Psalms 40:12

Translations

King James Version (KJV)

For innumerable evils have compassed me about: my iniquities have taken hold on me, so that I am not able to look up; they are more than the hairs of my head: therefore my heart fails me.

American King James Version (AKJV)

For innumerable evils have compassed me about: my iniquities have taken hold on me, so that I am not able to look up; they are more than the hairs of my head: therefore my heart fails me.

American Standard Version (ASV)

For innumerable evils have compassed me about; Mine iniquities have overtaken me, so that I am not able to look up; They are more than the hairs of my head; And my heart hath failed me.

Basic English Translation (BBE)

For unnumbered evils are round about me; my sins have overtaken me, so that I am bent down with their weight; they are more than the hairs of my head, my strength is gone because of them.

Webster's Revision

For innumerable evils have encompassed me: my iniquities have taken hold upon me, so that I am not able to look up; they are more than the hairs of my head: therefore my heart faileth me.

World English Bible

For innumerable evils have surrounded me. My iniquities have overtaken me, so that I am not able to look up. They are more than the hairs of my head. My heart has failed me.

English Revised Version (ERV)

For innumerable evils have compassed me about, mine iniquities have overtaken me, so that I am not able to look up; they are more than the hairs of mine head, and my heart hath failed me.

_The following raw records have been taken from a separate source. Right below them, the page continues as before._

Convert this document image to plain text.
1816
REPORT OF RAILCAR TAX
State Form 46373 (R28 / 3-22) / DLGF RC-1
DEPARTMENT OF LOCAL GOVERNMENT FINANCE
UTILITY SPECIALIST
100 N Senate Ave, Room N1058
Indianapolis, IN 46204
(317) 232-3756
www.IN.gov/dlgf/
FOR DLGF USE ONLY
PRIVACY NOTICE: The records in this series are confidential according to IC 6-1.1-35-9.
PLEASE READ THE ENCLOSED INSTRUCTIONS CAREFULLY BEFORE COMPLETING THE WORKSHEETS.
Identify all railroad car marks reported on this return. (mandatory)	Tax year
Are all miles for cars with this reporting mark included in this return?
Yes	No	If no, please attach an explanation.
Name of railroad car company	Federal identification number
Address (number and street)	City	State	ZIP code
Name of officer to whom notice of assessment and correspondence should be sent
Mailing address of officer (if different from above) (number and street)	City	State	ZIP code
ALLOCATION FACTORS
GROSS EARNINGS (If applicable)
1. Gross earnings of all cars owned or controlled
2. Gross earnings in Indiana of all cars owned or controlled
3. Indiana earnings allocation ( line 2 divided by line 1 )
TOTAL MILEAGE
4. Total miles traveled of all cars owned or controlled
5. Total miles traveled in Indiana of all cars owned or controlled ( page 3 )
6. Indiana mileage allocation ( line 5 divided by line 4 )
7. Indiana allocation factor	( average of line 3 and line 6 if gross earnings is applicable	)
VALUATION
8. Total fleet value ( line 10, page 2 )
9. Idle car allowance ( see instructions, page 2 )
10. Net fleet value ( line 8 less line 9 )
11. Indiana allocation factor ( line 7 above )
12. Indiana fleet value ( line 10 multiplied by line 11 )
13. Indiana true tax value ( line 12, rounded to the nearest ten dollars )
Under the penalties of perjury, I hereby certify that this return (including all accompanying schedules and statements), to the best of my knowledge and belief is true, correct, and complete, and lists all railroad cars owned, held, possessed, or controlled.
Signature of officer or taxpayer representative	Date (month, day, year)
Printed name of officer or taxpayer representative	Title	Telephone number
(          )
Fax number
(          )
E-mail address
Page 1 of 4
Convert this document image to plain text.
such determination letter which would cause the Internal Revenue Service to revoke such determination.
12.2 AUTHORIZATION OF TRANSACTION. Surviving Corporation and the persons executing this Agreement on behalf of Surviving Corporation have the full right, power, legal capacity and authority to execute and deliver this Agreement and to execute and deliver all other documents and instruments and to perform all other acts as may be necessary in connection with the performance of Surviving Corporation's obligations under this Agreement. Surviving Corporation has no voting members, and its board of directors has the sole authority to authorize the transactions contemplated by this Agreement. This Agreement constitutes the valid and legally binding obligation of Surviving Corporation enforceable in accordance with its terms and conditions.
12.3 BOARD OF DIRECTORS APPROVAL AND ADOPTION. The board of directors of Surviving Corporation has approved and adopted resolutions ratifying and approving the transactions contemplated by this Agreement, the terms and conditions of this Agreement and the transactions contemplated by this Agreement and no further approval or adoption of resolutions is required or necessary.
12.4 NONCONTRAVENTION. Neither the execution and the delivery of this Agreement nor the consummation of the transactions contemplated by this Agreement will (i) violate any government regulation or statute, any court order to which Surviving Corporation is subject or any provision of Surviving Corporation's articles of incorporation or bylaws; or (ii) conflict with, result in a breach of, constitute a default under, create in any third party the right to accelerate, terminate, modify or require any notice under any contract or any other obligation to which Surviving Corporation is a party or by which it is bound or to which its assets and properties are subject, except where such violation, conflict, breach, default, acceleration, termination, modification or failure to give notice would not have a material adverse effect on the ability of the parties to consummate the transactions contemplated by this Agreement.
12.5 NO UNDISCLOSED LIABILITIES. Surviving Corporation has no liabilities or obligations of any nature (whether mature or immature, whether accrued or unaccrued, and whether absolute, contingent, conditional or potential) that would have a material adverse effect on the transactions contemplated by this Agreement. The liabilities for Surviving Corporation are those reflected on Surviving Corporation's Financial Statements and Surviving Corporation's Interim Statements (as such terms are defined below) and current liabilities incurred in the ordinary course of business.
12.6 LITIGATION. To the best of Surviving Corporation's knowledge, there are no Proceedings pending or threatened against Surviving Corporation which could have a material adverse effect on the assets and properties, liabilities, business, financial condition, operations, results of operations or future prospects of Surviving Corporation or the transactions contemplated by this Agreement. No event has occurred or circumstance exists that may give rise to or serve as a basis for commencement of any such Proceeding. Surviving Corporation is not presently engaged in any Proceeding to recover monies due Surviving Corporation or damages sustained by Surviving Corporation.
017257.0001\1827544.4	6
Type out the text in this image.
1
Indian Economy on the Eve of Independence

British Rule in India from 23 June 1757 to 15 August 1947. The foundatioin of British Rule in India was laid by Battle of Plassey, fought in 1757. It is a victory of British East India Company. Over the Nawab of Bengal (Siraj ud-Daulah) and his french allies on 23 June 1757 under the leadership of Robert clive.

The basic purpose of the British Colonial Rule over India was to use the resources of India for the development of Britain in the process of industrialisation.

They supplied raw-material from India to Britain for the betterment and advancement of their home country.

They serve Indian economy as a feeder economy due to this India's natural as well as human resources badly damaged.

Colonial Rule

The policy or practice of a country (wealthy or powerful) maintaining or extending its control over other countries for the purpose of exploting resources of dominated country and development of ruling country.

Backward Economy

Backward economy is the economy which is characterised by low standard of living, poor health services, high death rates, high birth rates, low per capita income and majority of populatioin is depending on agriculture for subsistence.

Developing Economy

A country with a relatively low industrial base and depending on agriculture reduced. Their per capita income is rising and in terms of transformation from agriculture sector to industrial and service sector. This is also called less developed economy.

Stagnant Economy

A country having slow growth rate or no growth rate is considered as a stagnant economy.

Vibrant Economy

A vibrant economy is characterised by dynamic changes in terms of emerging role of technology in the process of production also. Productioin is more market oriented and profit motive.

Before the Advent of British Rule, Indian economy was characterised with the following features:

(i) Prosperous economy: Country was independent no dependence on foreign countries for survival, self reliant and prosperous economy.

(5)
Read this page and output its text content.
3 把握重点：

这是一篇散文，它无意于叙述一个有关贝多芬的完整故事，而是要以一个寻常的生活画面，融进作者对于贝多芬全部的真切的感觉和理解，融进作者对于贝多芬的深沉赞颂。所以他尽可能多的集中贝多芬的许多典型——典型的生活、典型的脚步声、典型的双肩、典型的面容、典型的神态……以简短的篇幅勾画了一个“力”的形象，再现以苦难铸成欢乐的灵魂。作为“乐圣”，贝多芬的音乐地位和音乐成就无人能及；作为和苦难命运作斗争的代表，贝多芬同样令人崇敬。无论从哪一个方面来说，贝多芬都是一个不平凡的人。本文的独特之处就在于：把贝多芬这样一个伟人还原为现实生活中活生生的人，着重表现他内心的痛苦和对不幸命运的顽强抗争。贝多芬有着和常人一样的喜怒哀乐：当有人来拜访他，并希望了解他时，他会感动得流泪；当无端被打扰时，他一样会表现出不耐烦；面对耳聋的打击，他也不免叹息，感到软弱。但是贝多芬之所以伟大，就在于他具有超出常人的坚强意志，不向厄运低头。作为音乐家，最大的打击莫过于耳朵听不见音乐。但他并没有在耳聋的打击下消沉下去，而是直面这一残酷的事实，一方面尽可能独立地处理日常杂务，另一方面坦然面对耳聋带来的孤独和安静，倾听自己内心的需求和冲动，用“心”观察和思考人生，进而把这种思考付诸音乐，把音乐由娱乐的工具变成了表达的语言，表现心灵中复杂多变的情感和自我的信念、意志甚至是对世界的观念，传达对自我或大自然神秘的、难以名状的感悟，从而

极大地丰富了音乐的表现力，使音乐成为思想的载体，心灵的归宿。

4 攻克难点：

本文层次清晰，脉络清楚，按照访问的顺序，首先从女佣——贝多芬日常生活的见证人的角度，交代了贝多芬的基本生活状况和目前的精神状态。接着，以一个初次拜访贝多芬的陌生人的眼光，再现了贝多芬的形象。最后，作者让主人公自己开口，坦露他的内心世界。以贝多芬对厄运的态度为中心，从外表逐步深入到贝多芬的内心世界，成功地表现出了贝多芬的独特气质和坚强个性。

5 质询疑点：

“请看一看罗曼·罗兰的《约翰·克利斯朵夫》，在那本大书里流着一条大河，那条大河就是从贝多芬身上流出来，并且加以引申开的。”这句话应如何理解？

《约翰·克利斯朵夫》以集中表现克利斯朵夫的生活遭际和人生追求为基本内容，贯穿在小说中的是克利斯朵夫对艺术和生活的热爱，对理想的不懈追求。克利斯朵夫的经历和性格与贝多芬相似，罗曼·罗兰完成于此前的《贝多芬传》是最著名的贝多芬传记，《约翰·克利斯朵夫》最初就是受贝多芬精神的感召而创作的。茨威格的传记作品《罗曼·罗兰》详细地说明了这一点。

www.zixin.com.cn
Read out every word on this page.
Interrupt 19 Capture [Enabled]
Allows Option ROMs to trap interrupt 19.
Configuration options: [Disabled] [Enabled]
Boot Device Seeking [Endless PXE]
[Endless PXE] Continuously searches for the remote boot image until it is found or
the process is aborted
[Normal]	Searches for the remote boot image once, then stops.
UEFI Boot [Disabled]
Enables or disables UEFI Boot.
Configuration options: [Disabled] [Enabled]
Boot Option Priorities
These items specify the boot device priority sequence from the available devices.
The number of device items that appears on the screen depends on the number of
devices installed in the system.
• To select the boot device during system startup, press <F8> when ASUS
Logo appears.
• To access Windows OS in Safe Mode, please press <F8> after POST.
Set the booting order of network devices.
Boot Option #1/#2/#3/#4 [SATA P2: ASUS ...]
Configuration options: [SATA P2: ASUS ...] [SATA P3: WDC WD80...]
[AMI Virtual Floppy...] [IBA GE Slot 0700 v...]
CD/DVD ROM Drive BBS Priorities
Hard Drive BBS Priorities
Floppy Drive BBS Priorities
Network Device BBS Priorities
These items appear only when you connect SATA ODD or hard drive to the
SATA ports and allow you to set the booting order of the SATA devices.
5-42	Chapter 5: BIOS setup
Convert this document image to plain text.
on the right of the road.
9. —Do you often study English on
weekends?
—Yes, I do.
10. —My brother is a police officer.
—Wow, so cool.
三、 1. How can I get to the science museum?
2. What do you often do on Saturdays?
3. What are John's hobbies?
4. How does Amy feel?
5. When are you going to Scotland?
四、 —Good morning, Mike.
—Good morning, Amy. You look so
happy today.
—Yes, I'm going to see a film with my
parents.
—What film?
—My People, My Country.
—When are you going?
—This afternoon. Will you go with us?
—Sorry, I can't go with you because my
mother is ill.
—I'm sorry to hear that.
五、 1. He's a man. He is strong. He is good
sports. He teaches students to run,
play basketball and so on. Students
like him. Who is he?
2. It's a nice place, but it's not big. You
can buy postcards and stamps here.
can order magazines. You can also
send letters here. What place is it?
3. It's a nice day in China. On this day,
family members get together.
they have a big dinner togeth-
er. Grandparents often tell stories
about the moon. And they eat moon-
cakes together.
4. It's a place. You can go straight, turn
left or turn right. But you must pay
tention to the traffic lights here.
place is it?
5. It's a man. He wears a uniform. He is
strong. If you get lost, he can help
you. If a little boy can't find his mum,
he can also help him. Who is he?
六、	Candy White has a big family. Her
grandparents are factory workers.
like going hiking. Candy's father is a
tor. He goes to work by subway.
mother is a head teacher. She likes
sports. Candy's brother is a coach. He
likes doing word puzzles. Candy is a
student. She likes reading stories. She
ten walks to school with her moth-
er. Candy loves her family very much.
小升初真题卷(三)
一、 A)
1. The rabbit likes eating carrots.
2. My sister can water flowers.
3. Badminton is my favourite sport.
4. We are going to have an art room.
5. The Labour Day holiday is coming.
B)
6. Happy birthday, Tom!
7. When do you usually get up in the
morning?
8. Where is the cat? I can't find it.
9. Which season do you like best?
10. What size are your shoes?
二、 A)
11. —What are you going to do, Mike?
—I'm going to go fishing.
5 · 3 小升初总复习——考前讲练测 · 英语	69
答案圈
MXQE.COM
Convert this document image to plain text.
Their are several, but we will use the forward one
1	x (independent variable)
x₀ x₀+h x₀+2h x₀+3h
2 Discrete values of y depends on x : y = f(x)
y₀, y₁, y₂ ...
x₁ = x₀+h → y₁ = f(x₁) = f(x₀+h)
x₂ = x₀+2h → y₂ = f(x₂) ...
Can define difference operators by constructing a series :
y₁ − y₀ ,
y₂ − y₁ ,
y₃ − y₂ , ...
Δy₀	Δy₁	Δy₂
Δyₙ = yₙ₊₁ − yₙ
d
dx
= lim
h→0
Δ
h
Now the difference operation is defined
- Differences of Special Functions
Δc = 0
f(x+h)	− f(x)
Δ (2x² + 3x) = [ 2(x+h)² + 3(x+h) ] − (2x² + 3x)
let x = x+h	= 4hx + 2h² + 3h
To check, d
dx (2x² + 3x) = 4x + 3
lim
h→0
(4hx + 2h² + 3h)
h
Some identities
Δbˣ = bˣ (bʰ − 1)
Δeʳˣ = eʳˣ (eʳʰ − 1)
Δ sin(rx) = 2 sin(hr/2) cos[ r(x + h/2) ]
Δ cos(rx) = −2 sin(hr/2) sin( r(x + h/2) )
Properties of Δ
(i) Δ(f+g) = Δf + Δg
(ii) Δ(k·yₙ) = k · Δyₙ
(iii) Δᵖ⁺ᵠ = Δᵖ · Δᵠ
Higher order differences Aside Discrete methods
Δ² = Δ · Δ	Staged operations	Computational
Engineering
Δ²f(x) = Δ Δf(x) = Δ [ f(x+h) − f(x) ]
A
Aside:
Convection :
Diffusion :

Clarke's Psalms 40:12 Bible Commentary

Innumerable evils have compassed me about - This part does not comport with the preceding; and either argues a former experience, or must be considered a part of another Psalm, written at a different time, and on another occasion, and, were we to prefix the two first verses of the seventieth Psalm to it we should find it to be a Psalm as complete in itself as that is.

They are more than the hairs of mine head - This could not be said by any person who was exulting in the pardoning mercy of God, as David was at the time he penned the commencement of this Psalm.

Barnes's Psalms 40:12 Bible Commentary

For innumerable evils have compassed me about - Have surrounded me, or have beset me on every side. The evils here referred to, understood as being those which came upon the Messiah, were sorrows that came upon him in consequence of his undertaking to do what could not be done by sacrifices and offerings Psalm 40:6; that is, his undertaking to save men by his own "obedience unto death." The time referred to here, I apprehend, is that when the full effects of his having assumed the sins of the world to make expiation for them came upon him; when he was about to endure the agonies of Gethsemane and Calvary.

Mine iniquities have taken hold upon me - On this passage, as constituting one of the main objections, and the strongest objection, to the application of the psalm to the Messiah, and on the way in which such objection may be met, see introduction to this psalm (3b).

So that I am not able to look up - This is not the exact idea of the Hebrew word. That is simply, I am not able to see; and it refers to the dimness or failure of sight caused by distress, weakness, or old age. 1 Samuel 3:2; 1 Samuel 4:15; 1 Kings 14:4; compare Psalm 6:7. The idea here is, not that he was unable to look up, but that the calamities which came upon him were so heavy and severe as to make his sight dim, or to deprive him of vision. Either by weeping, or by the mere pressure of suffering, he was so affected as almost to be deprived of the power of seeing.

They are more than the hairs of mine head - That is, the sorrows that come upon me in connection with sin. The idea is that they were innumerable - the hairs of the head, or the sands on the seashore; being employed in the Scriptures to denote what cannot be numbered. See Psalm 69:4. Compare Genesis 22:17; Genesis 32:12; Joshua 11:4; 2 Samuel 17:11.

Therefore my heart faileth me - Margin, as in Hebrew: "forsaketh." The idea is that he sank under these sufferings; he could not sustain them.

Wesley's Psalms 40:12 Bible Commentary

40:12 Taken hold - Mens sins are figuratively said to take hold of them, as an officer takes hold of a man whom he arrests. To look - Unto God or men, with any comfort: I am ashamed and confounded.